I should be less discriminating in my garbage eating. If I wasn't so picky, I'd have gotten all the garbage eaten up and Mom would never have found Sarah Beagle and I gorging ourselves. The only reason Olive Badger wasn't outside with us is that she was laid up with a tummy full of garbage already.
I would like to point out that thanks to our snow storm last week, it's been two weeks since garbage pick up and the full to overflowing can practically insisted we tip it over and investigate.
Mom says that sort of investigation is not okay, ever, even with delightfully wicked smells that beg to be sorted out. The girls and I will respectfully disagree with her on this, but Mom laid down the lay and set up a booby trap so we can't get into the garbage again.
Well, we could. If we wanted to. That rake laying on top of the can is not that scary. Just a little scary!
We are a three dog family. We have three crates lined up in the kitchen, and no, Sarah Beagle and I are not upset that our crates are beige and Olive Badger's crate is pink and pinker. Our crates are bigger and do not smell like pee. We have three leashes, three dishes, and three different spots to curl up next to Mom in bed.
But one of us has suddenly decided that she should bark and howl and carry on at 4:30 in the morning. After our holiday bouts with illness, Mom or Dad jump out of bed to check to make sure all three of us dogs were okay and not sick. We're fine. I'm barely awake, but I'm fine.
We've just got an agitator in the midst.
Sarah Beagle might not seem like the sharpest tack, but she's figured out that barking brings Mom and then she's let out of her crate and if she's quick enough, she can get into Mom and Dad's bed and settle in. It's worked for awhile, but now Mom and Dad are wise to her and have been ignoring her.
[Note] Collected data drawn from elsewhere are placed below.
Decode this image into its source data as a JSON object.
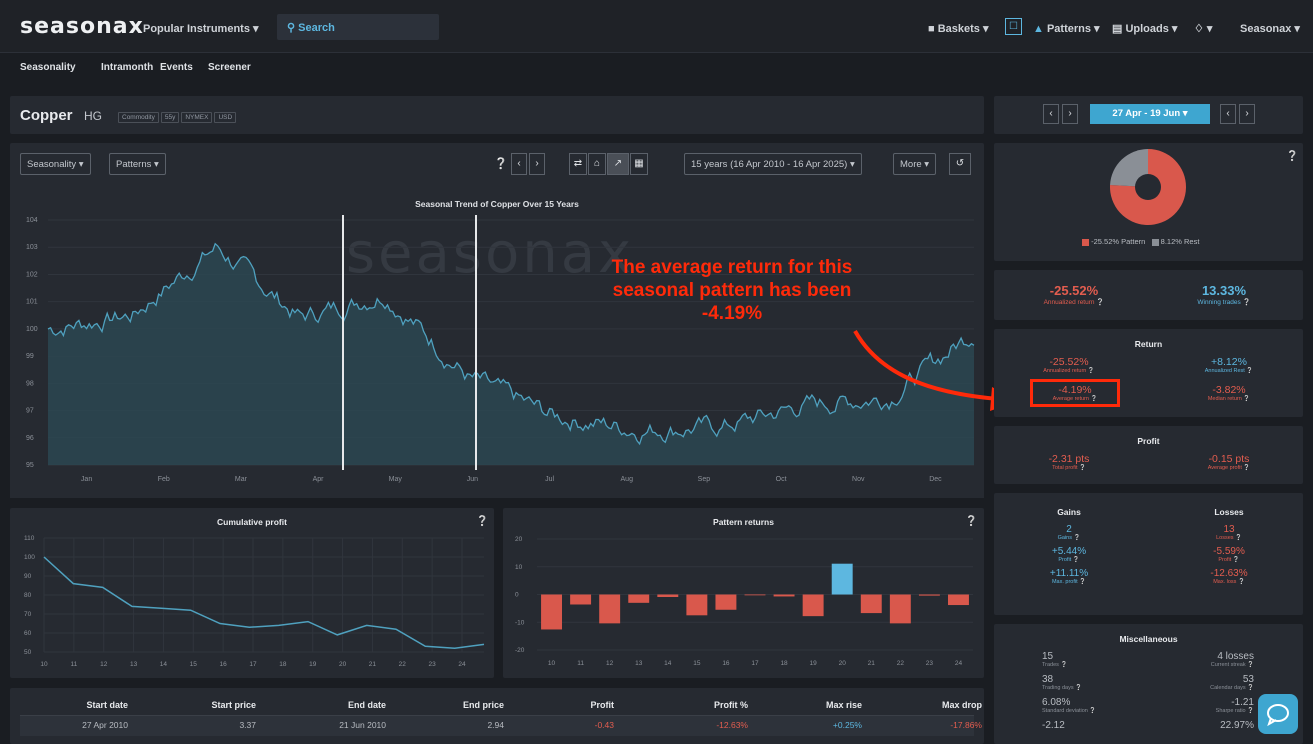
{
  "header": {
    "logo": "seasonax",
    "popular": "Popular Instruments ▾",
    "search": "Search",
    "baskets": "Baskets ▾",
    "patterns": "Patterns ▾",
    "uploads": "Uploads ▾",
    "bell": "▾",
    "account": "Seasonax ▾"
  },
  "subnav": [
    "Seasonality",
    "Intramonth",
    "Events",
    "Screener"
  ],
  "instrument": {
    "name": "Copper",
    "ticker": "HG",
    "tags": [
      "Commodity",
      "55y",
      "NYMEX",
      "USD"
    ]
  },
  "toolbar": {
    "seasonality": "Seasonality ▾",
    "patterns": "Patterns ▾",
    "range": "15 years (16 Apr 2010 - 16 Apr 2025) ▾",
    "more": "More ▾"
  },
  "date_range": "27 Apr - 19 Jun ▾",
  "main_chart": {
    "title": "Seasonal Trend of Copper Over 15 Years",
    "watermark": "seasonax",
    "y_ticks": [
      "104",
      "103",
      "102",
      "101",
      "100",
      "99",
      "98",
      "97",
      "96",
      "95"
    ],
    "x_ticks": [
      "Jan",
      "Feb",
      "Mar",
      "Apr",
      "May",
      "Jun",
      "Jul",
      "Aug",
      "Sep",
      "Oct",
      "Nov",
      "Dec"
    ]
  },
  "chart_data": [
    {
      "type": "area",
      "title": "Seasonal Trend of Copper Over 15 Years",
      "categories": [
        "Jan",
        "Feb",
        "Mar",
        "Apr",
        "May",
        "Jun",
        "Jul",
        "Aug",
        "Sep",
        "Oct",
        "Nov",
        "Dec"
      ],
      "ylim": [
        95,
        104
      ],
      "series": [
        {
          "values": [
            100.0,
            100.5,
            103.0,
            100.4,
            101.3,
            98.2,
            96.8,
            96.3,
            96.4,
            97.2,
            97.5,
            99.9
          ]
        }
      ],
      "highlight": [
        "27 Apr",
        "19 Jun"
      ]
    },
    {
      "type": "line",
      "title": "Cumulative profit",
      "categories": [
        "10",
        "11",
        "12",
        "13",
        "14",
        "15",
        "16",
        "17",
        "18",
        "19",
        "20",
        "21",
        "22",
        "23",
        "24"
      ],
      "ylim": [
        50,
        110
      ],
      "y_ticks": [
        "110",
        "100",
        "90",
        "80",
        "70",
        "60",
        "50"
      ],
      "series": [
        {
          "values": [
            100,
            86,
            84,
            74,
            73,
            72,
            65,
            63,
            64,
            66,
            59,
            64,
            62,
            53,
            52,
            54
          ]
        }
      ]
    },
    {
      "type": "bar",
      "title": "Pattern returns",
      "categories": [
        "10",
        "11",
        "12",
        "13",
        "14",
        "15",
        "16",
        "17",
        "18",
        "19",
        "20",
        "21",
        "22",
        "23",
        "24"
      ],
      "ylim": [
        -20,
        20
      ],
      "y_ticks": [
        "20",
        "10",
        "0",
        "-10",
        "-20"
      ],
      "values": [
        -12.6,
        -3.6,
        -10.4,
        -3.0,
        -0.9,
        -7.5,
        -5.5,
        -0.2,
        -0.7,
        -7.8,
        11.1,
        -6.7,
        -10.4,
        -0.4,
        -3.8
      ]
    },
    {
      "type": "pie",
      "labels": [
        "-25.52% Pattern",
        "8.12% Rest"
      ],
      "values": [
        25.52,
        8.12
      ],
      "colors": [
        "#d9584c",
        "#8a8f96"
      ]
    }
  ],
  "cum_chart": {
    "title": "Cumulative profit",
    "help": "?"
  },
  "ret_chart": {
    "title": "Pattern returns",
    "help": "?"
  },
  "annotation": "The average return for this seasonal pattern has been -4.19%",
  "stats": {
    "annualized": {
      "value": "-25.52%",
      "label": "Annualized return"
    },
    "winning": {
      "value": "13.33%",
      "label": "Winning trades"
    },
    "return_title": "Return",
    "return_items": [
      {
        "value": "-25.52%",
        "label": "Annualized return"
      },
      {
        "value": "+8.12%",
        "label": "Annualized Rest"
      },
      {
        "value": "-4.19%",
        "label": "Average return"
      },
      {
        "value": "-3.82%",
        "label": "Median return"
      }
    ],
    "profit_title": "Profit",
    "profit_items": [
      {
        "value": "-2.31 pts",
        "label": "Total profit"
      },
      {
        "value": "-0.15 pts",
        "label": "Average profit"
      }
    ],
    "gains_title": "Gains",
    "losses_title": "Losses",
    "gains": [
      {
        "value": "2",
        "label": "Gains"
      },
      {
        "value": "+5.44%",
        "label": "Profit"
      },
      {
        "value": "+11.11%",
        "label": "Max. profit"
      }
    ],
    "losses": [
      {
        "value": "13",
        "label": "Losses"
      },
      {
        "value": "-5.59%",
        "label": "Profit"
      },
      {
        "value": "-12.63%",
        "label": "Max. loss"
      }
    ],
    "misc_title": "Miscellaneous",
    "misc": [
      {
        "value": "15",
        "label": "Trades"
      },
      {
        "value": "4 losses",
        "label": "Current streak"
      },
      {
        "value": "38",
        "label": "Trading days"
      },
      {
        "value": "53",
        "label": "Calendar days"
      },
      {
        "value": "6.08%",
        "label": "Standard deviation"
      },
      {
        "value": "-1.21",
        "label": "Sharpe ratio"
      },
      {
        "value": "-2.12",
        "label": ""
      },
      {
        "value": "22.97%",
        "label": ""
      }
    ]
  },
  "table": {
    "headers": [
      "Start date",
      "Start price",
      "End date",
      "End price",
      "Profit",
      "Profit %",
      "Max rise",
      "Max drop"
    ],
    "rows": [
      [
        "27 Apr 2010",
        "3.37",
        "21 Jun 2010",
        "2.94",
        "-0.43",
        "-12.63%",
        "+0.25%",
        "-17.86%"
      ]
    ]
  },
  "colors": {
    "accent": "#3ea6d0",
    "negative": "#d9584c",
    "positive": "#5db7e0",
    "annotation": "#ff2a0a"
  }
}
Which has only succeeded in making her crank up her howls, making Mom have dark circles under her eyes, and Dad giving Sarah Beagle looks of pure ire. Luckily Sarah noticed and was silent this morning. I hope it continues. We were on the edge of being a two dog and an acquaintance family!
One of my favorite days of the week is the day Mom does laundry. She has this rule about folding laundry as soon as it comes out of the dryer and she never lets a load of clothes sit in the basket. Often, she dumps it all out on the couch or the chair and folds it while she watches TV.
My favorite part comes when Mom dumps it, then quickly fills that basket with dirty clothes and loads the washing machine. While she's doing that, I claim my prize spot, right in the middle of the pile of warm, clean clothes. Or towels. Or anything fresh from the dryer. I'm in there in the second Mom isn't looking, and I am making myself the best darn nap spot in the world.
At least, I am until Mom comes back. Then she makes me move and I do it as slowly as I can, just in case she feels guilty and changes her mind and lets me stay. After all, I had just gotten cozy. A short nap wouldn't have been too much to ask!
I have noticed in my jaunty walks out and about, that if a person is a Beagle lover, you will have no qualms about talking to a complete stranger who is walking two Beagles and a Badger.
You won't hesitate to call down from your second floor balcony to have a chit chat in the early morning to discuss how good looking we Beagles are. You will slow your bike down to a very wobbly crawl so you can let us know you've got a Beagle at home. You will walk past us with your big, non Beagle dog to tell us how fat your Beagle is at home.
You will pause in your hike to ask if we Beagles are the baying kind. When we meet on the sidewalk, with you walking your Beagle, and us walking our Mom, you will comment on how wonderful Beagles are. You will come over to us while we are camping and strike up a conversation that leads us to learn that your Beagle and myself, Emma Beagle, are actually related and can trace our roots back to the same home. I had thought that old girl was exceptionally lovely.....she looked just like me!
The only downside to all this Beagle love is that we aren't all Beagles. Good thing Olive Badger isn't too aware of that. She basks in the glow of Beagle adoration, confident that while she isn't a Beagle exactly, she is a lovely Badger and all Beagle Fans notice her too, but don't say anything because they don't want to hurt any Beagle feelings.
Sarah Beagle and I have agreed that we will let her keep on believing that!